Software & Data Management
The CONTOUR-IR operates as a standalone analog imaging device; no proprietary driver or software is required for basic video capture. When paired with external frame grabbers (e.g., National Instruments PCIe-1433, Epiphan DVI2USB 3.0), it supports time-stamped acquisition in LabVIEW, MATLAB Image Acquisition Toolbox, or Python (OpenCV + DirectShow). For quantitative analysis, users apply radiometric calibration curves—supplied as tabulated responsivity values (µW/mm² per digital unit) at 1310 nm, 1550 nm, and 1700 nm—to convert pixel intensity into irradiance. Audit trails for exposure settings, filter configurations, and environmental conditions (recorded manually or via external sensors) satisfy traceability requirements under ISO/IEC 17025 Clause 7.7. The absence of embedded firmware or network interfaces eliminates cybersecurity concerns associated with IoT-enabled instruments, aligning with ITAR- and EAR-controlled lab infrastructure policies.
Applications
- Laser beam profiling and alignment verification for NIR sources (e.g., 1064 nm Nd:YAG, 1310/1550 nm telecom lasers, 1700 nm supercontinuum)
- Optical system characterization—including M² measurement, wavefront distortion assessment, and focal spot analysis
- Infrared microscopy of semiconductor wafers, photonic integrated circuits (PICs), and transparent polymer substrates
- Non-destructive evaluation (NDE) of coatings, laminates, and composite materials using NIR transmittance contrast
- Quality control of IR-emitting components (LEDs, VCSELs, LD modules) during production testing
- Educational demonstrations of NIR optics, spectral filtering, and photon detection physics
FAQ
Does the CONTOUR-IR provide radiometric calibration out of the box?

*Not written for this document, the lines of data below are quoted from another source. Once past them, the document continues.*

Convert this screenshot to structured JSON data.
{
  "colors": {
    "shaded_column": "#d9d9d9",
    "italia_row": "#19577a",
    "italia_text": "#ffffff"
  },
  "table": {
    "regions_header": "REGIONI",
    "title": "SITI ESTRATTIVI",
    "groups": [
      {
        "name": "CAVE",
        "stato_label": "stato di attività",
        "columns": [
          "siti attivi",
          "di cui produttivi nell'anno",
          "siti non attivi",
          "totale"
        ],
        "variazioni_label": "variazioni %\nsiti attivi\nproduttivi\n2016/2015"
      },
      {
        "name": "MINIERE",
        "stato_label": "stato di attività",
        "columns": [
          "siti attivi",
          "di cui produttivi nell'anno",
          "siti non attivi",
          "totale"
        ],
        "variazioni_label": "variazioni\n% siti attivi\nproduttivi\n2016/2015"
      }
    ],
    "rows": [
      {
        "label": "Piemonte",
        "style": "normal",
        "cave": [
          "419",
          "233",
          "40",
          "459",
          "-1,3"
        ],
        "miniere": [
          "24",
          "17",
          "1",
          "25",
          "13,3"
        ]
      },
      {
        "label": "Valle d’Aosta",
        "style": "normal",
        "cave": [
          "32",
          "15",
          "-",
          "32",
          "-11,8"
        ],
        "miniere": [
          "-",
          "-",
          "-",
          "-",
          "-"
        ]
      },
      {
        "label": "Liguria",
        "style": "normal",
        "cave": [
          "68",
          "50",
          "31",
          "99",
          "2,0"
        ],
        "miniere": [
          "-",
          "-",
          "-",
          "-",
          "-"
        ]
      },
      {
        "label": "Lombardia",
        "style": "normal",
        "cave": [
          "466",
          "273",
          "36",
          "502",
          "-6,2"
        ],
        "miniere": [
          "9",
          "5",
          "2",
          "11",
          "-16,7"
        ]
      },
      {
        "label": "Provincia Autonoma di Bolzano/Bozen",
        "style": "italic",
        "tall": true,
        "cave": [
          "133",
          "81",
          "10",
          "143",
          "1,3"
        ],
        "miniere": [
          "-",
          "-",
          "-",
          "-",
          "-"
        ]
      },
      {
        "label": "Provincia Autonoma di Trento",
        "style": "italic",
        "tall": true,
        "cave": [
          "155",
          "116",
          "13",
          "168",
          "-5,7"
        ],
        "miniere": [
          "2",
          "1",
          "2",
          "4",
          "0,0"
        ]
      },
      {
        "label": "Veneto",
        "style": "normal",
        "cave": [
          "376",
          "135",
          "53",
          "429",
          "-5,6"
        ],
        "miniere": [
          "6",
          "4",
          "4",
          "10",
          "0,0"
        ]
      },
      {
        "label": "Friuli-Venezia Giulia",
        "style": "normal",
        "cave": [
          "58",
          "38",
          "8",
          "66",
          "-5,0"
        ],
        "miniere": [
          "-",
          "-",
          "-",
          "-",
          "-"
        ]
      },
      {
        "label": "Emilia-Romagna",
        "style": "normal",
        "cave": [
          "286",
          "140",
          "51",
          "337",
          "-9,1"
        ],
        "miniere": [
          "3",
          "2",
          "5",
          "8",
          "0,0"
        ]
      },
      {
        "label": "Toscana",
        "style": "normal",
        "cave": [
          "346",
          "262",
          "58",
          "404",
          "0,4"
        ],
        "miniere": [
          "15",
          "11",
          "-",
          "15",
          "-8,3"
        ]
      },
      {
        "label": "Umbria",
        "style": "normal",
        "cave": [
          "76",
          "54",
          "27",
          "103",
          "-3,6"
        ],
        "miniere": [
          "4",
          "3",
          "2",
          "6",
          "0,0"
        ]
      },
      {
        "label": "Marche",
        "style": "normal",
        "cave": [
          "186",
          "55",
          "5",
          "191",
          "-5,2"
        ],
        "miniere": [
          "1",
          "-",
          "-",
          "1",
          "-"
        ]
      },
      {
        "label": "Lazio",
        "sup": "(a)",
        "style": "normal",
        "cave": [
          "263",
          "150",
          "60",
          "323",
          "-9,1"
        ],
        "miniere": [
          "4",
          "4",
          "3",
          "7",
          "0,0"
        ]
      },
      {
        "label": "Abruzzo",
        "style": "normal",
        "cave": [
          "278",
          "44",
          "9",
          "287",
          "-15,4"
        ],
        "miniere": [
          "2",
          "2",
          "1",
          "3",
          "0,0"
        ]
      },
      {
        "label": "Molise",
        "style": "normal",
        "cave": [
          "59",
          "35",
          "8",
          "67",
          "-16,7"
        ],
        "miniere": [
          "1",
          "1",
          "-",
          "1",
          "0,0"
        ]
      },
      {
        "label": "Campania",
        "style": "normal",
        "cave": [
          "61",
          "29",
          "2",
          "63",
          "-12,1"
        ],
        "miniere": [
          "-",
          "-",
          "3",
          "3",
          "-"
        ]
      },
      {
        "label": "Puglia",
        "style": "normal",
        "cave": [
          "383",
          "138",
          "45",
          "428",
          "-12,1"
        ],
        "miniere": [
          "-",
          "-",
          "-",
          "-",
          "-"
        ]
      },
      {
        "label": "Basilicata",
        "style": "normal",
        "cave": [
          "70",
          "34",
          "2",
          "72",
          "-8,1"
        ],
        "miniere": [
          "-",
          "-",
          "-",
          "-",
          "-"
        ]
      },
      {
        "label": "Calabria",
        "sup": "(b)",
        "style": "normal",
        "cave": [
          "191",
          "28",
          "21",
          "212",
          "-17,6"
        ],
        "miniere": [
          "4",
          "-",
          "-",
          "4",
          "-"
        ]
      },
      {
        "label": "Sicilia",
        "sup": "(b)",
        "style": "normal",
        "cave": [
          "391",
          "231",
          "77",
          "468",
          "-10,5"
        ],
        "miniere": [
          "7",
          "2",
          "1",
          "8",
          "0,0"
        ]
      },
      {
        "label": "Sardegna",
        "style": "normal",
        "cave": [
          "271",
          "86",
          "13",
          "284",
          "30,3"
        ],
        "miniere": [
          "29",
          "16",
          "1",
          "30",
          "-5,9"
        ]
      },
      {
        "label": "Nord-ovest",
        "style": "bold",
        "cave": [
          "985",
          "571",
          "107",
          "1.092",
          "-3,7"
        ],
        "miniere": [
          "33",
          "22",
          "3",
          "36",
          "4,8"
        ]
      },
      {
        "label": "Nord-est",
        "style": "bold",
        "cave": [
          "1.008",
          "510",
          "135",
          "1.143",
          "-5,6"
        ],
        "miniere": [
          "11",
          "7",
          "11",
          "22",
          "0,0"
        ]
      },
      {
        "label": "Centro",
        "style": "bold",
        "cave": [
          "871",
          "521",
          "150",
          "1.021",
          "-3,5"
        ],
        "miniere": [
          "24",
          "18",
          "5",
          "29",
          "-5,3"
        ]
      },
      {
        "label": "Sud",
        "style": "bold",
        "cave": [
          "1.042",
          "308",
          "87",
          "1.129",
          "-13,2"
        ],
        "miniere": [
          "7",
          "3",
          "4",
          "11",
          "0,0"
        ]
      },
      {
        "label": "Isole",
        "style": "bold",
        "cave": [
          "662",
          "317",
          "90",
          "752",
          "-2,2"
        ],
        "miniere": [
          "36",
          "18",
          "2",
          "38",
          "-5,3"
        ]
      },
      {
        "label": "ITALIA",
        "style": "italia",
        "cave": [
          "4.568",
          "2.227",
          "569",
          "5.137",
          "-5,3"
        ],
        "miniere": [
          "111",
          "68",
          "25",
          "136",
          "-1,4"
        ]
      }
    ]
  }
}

No—radiometric calibration requires user-applied correction factors based on supplied responsivity curves and validated reference sources (e.g., NIST-traceable tungsten halogen lamps with calibrated NIR filters).
Can the camera be used with a microscope objective?
Yes—via optional C-mount microscope adapter kits; effective magnification and working distance depend on selected objective and relay lens configuration.
Is the 1700 nm upper limit an absolute cutoff or a sensitivity threshold?
It reflects the 10% relative quantum efficiency point; measurable signal persists beyond 1700 nm but with rapidly diminishing SNR and increased thermal noise contribution.
What is the maximum permissible irradiance before sensor saturation or damage?
Continuous exposure to >10 mW/mm² at 1550 nm may induce localized heating and temporary responsivity drift; pulsed operation up to 100 MW/cm² (10 ns pulses) is permissible with appropriate attenuation.
How does the CONTOUR-IR differ from the CONTOUR-M and CONTOUR-IR CMOS variants?
The CONTOUR-IR uses a global-shutter CCD optimized for analog video stability and low read noise; the CONTOUR-M integrates an LCD display and battery-ready power management; the CMOS variant prioritizes USB 2.0 digital streaming and software-controllable parameters over analog robustness.